Copeland Act Sanctions and Remedies
The Copeland Act (Anti-Kickback Act of 1936) provides several sanctions and remedies for violations of its provisions. These include:
- Civil Penalties: The Act authorizes the Department of Labor to impose civil penalties on contractors and subcontractors who violate its provisions. The fines can range from $5,000 to $10,000 per violation, depending on the severity of the violation.
- Termination of contract: The Act allows for the termination of a contract for violation of its provisions.
- Injunctions: The Act allows the Department of Labor to seek court injunctions to prevent or remedy violations of its provisions.

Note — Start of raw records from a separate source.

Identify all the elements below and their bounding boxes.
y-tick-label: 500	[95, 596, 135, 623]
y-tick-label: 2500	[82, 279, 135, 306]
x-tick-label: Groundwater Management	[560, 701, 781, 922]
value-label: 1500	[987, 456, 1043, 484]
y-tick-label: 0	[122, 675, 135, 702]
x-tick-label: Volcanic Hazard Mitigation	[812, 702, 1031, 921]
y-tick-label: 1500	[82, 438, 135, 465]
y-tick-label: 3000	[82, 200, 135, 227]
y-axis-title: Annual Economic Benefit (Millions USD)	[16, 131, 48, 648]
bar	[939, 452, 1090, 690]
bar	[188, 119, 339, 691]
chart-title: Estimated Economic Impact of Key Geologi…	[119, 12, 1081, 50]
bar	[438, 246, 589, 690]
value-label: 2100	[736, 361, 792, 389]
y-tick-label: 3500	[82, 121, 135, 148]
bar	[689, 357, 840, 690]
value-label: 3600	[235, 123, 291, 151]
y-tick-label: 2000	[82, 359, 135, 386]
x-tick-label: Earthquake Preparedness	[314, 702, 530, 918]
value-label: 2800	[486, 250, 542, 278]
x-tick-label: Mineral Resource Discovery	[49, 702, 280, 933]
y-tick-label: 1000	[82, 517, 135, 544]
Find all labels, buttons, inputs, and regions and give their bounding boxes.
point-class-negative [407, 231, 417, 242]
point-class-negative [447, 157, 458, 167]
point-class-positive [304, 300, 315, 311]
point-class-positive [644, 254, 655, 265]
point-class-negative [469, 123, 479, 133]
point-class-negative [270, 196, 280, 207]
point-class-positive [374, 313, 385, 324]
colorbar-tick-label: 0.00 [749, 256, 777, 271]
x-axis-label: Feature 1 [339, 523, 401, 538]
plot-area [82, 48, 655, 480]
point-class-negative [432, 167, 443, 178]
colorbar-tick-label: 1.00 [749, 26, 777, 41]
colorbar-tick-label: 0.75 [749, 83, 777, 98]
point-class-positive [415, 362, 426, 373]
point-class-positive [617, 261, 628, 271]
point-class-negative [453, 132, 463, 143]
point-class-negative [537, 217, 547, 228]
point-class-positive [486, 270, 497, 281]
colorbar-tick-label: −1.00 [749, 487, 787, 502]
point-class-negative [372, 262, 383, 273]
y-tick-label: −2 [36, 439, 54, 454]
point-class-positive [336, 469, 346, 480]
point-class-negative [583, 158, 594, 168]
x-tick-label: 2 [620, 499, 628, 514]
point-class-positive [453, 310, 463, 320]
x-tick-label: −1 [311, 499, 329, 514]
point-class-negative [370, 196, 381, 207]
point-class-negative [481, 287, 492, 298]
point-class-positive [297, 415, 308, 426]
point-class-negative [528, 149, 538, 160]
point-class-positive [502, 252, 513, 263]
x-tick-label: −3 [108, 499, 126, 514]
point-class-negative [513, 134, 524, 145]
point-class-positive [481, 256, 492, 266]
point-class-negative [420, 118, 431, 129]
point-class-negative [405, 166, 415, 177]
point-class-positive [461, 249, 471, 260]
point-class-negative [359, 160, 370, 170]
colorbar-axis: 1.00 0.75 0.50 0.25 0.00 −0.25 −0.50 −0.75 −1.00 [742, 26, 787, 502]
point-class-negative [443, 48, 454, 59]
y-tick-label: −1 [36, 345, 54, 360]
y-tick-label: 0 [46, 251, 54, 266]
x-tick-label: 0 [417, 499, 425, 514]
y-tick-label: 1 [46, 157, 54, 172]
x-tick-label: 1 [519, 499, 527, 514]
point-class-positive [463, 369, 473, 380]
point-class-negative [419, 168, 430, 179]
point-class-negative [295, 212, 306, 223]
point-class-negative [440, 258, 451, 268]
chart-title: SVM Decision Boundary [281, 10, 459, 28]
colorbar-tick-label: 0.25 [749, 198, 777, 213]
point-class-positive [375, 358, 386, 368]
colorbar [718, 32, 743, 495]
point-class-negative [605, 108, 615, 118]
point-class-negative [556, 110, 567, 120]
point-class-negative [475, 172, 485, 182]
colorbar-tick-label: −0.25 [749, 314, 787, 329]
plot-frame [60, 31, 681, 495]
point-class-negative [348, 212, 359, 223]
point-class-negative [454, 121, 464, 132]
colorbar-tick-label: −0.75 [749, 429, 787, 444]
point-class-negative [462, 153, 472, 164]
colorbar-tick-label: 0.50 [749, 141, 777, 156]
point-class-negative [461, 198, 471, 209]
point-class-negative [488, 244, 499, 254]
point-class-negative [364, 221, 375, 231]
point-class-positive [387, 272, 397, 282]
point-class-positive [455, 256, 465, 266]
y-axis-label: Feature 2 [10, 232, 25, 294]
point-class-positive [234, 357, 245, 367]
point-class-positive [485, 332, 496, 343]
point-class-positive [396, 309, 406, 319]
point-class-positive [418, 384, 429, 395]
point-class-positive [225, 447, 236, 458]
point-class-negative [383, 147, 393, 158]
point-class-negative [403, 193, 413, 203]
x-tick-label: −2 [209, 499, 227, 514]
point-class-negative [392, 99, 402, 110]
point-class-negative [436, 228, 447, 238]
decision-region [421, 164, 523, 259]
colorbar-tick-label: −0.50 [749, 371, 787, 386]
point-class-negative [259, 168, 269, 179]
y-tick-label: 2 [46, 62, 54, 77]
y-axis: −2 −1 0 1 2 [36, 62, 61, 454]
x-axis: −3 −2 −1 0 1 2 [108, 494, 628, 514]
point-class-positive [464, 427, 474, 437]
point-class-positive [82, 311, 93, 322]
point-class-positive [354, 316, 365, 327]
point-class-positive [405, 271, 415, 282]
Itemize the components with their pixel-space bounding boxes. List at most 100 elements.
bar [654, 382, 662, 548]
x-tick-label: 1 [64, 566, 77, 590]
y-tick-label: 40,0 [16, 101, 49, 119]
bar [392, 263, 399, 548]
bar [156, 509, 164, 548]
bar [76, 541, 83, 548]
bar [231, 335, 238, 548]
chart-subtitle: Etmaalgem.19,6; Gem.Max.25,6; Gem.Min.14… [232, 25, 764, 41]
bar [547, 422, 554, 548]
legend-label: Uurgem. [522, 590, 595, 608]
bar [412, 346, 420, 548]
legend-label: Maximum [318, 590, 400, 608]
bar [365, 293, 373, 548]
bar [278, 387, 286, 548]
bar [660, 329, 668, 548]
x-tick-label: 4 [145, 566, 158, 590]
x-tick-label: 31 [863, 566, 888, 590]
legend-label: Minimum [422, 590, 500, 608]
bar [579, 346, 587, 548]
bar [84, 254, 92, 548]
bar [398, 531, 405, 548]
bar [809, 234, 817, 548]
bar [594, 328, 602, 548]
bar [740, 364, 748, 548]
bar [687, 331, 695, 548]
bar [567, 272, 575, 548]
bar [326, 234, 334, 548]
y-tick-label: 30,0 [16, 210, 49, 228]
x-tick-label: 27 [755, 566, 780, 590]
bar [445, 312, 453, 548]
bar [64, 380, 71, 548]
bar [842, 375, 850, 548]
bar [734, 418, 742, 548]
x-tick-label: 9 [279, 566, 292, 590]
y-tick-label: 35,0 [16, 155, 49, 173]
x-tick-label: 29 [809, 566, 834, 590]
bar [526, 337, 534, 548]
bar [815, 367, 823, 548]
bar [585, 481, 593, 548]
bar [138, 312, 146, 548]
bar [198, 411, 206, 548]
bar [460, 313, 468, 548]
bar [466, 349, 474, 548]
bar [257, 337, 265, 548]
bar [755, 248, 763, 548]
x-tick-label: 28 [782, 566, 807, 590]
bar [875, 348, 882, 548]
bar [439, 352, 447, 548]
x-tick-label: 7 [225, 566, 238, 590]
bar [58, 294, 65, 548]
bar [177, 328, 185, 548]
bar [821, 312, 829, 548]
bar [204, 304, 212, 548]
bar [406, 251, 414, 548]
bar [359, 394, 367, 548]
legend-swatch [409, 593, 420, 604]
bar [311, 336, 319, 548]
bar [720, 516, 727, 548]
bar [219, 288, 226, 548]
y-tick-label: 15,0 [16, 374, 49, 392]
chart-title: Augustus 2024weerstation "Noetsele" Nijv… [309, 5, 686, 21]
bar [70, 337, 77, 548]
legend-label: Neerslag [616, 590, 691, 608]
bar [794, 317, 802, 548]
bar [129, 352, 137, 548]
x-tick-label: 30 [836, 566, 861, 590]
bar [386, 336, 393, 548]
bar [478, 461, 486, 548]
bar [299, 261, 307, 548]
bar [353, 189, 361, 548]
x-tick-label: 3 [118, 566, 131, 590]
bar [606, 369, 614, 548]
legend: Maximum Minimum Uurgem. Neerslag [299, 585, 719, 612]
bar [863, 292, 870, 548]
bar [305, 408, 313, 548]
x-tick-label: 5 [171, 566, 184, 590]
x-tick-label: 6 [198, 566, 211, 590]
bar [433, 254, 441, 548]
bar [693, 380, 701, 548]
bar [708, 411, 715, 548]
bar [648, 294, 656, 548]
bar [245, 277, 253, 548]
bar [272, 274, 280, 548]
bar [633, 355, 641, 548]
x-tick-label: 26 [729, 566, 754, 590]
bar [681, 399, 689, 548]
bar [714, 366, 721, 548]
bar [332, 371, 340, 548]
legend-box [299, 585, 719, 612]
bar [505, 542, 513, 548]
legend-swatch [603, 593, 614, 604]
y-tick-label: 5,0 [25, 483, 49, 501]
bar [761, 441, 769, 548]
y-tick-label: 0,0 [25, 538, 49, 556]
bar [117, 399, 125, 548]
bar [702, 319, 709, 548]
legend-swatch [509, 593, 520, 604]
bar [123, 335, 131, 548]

- Back Pay and Damages: The Act allows for reimbursement of lost wages and benefits to workers who were paid less than the prevailing wage rates and to recover damages for any damages suffered as a result of the violations.
- Debarment: Contractors and subcontractors who are found to have violated the Act may be debarred from bidding on future federal contracts.
- Criminal Penalties: Violations of the Act can also result in criminal penalties, including fines and imprisonment.
The Department of Labor’s Office of Federal Contract Compliance Programs (OFCCP) is responsible for enforcing the provisions of the Copeland Act, which is a federal law that prohibits contractors and subcontractors from paying kickbacks or making illegal payments to their employees or to their representatives, with the intent of reducing the wages of their workers. It also prohibits contractors and subcontractors from entering into agreements with labor organizations that would result in the reduction of wages or the displacement of workers. The penalties for violation of the act include fines, termination of contract, back pay and damages, debarment and other remedies.